Archaeological investigation of historic terracing in Konso, Ethiopia reveals the importance of valley-bottom sediment traps (Image: C. Ferro-Vázquez, et al. Journal of Environmental Management 202 (3): 500-513).
Admittedly, the title of the article might seem to imply our findings indicated that archaeology doesn’t have a role to play in the global conversation about sustainability, whilst in fact, the insights we gained showed that it was far more complicated than this. Archaeological results were not particularly relevant to policy-makers and NGOs in their raw state, or even in the form of a written-up scientific article, but the insights gained were of interest. In order to progress from, “Oh, that’s interesting” to the point where the insights can be used, a different way of working is needed. A way that is transdisciplinary and requires the ‘flow of knowledge’ to go in every direction, this may ultimately produce changes in the way we work, the methods we use, and the questions we ask. Enacting this way of working was beyond the limits of the AAREA project, but since the publication of ‘Archaeology has no relevance’ a new project, SOIL-SAFE, has been funded by the Global Challenges Research Fund through the Arts and Humanities Research Council to allow us to develop this idea.

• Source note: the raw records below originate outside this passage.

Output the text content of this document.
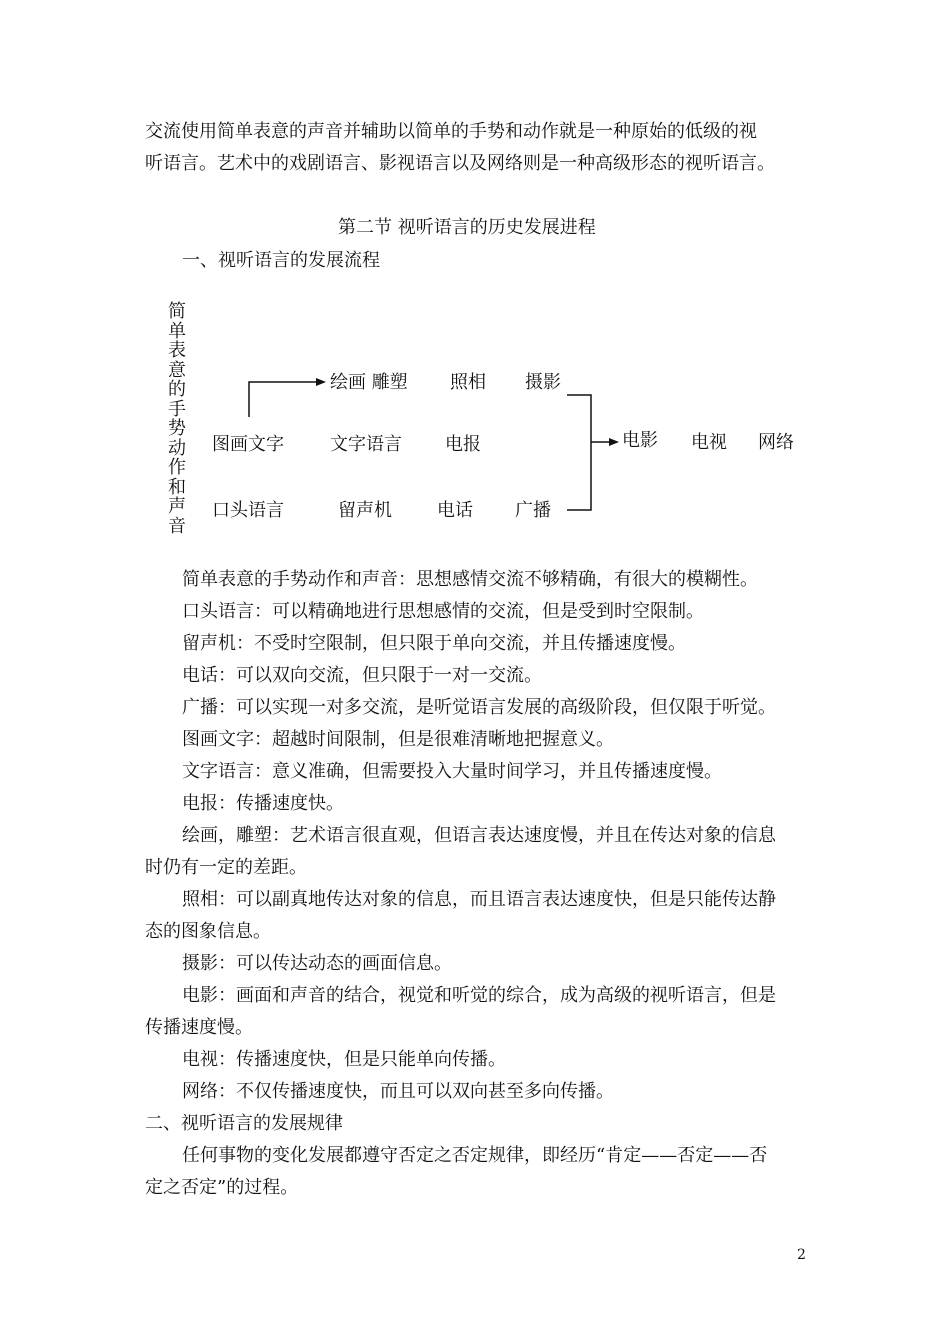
交流使用简单表意的声音并辅助以简单的手势和动作就是一种原始的低级的视
听语言。艺术中的戏剧语言、影视语言以及网络则是一种高级形态的视听语言。
第二节 视听语言的历史发展进程
一、视听语言的发展流程
简
单
表
意
的
手
势
动
作
和
声
音
绘画 雕塑 照相 摄影
图画文字	文字语言 电报
口头语言	留声机	电话 广播
电影 电视 网络
简单表意的手势动作和声音：思想感情交流不够精确，有很大的模糊性。
口头语言：可以精确地进行思想感情的交流，但是受到时空限制。
留声机：不受时空限制，但只限于单向交流，并且传播速度慢。
电话：可以双向交流，但只限于一对一交流。
广播：可以实现一对多交流，是听觉语言发展的高级阶段，但仅限于听觉。
图画文字：超越时间限制，但是很难清晰地把握意义。
文字语言：意义准确，但需要投入大量时间学习，并且传播速度慢。
电报：传播速度快。
绘画，雕塑：艺术语言很直观，但语言表达速度慢，并且在传达对象的信息
时仍有一定的差距。
照相：可以副真地传达对象的信息，而且语言表达速度快，但是只能传达静
态的图象信息。
摄影：可以传达动态的画面信息。
电影：画面和声音的结合，视觉和听觉的综合，成为高级的视听语言，但是
传播速度慢。
电视：传播速度快，但是只能单向传播。
网络：不仅传播速度快，而且可以双向甚至多向传播。
二、视听语言的发展规律
任何事物的变化发展都遵守否定之否定规律，即经历“肯定——否定——否
定之否定”的过程。
2
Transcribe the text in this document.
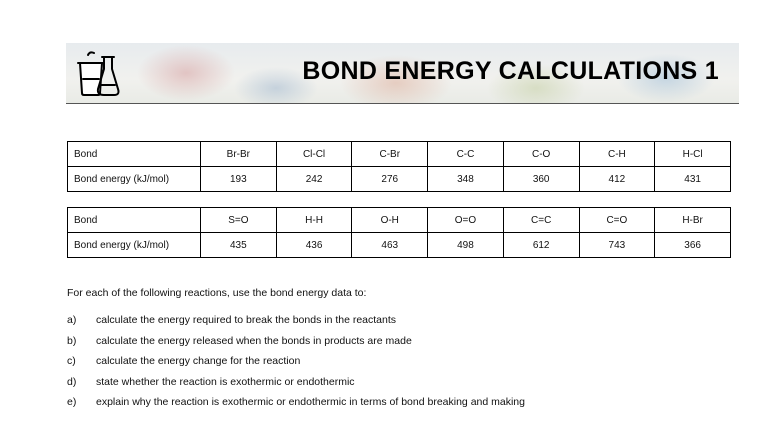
BOND ENERGY CALCULATIONS 1
Bond	Br-Br	Cl-Cl	C-Br	C-C	C-O	C-H	H-Cl
Bond energy (kJ/mol)	193	242	276	348	360	412	431
Bond	S=O	H-H	O-H	O=O	C=C	C=O	H-Br
Bond energy (kJ/mol)	435	436	463	498	612	743	366

For each of the following reactions, use the bond energy data to:

a)	calculate the energy required to break the bonds in the reactants
b)	calculate the energy released when the bonds in products are made
c)	calculate the energy change for the reaction
d)	state whether the reaction is exothermic or endothermic
e)	explain why the reaction is exothermic or endothermic in terms of bond breaking and making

Policy brief exploring the potential role of sediment traps can play in soil conservation practices.
Using one of the original case study areas (Konso, Ethiopia), SOIL-SAFE will build on the relationships created during the AAREA project. It will bring together those working in archaeology, ethnobotany, development studies, NGOs and those who live and work in the landscape to co-create a method with archaeological insights embedded from the beginning. Knowing how an agricultural system was built and operated over time is clearly relevant to an understanding of its current sustainability, but discussions of future sustainability must include everyone that is invested in this future. As archaeologists we can tell people what happened in the past, but the relevance of this information can only be determined through open conservation with the people that may choose to apply it.
The paper ‘Archaeology has no relevance’ is co-authored by Suzi Richer, formerly with National Trust, and Daryl Stump and Rob Marchant of the University of York.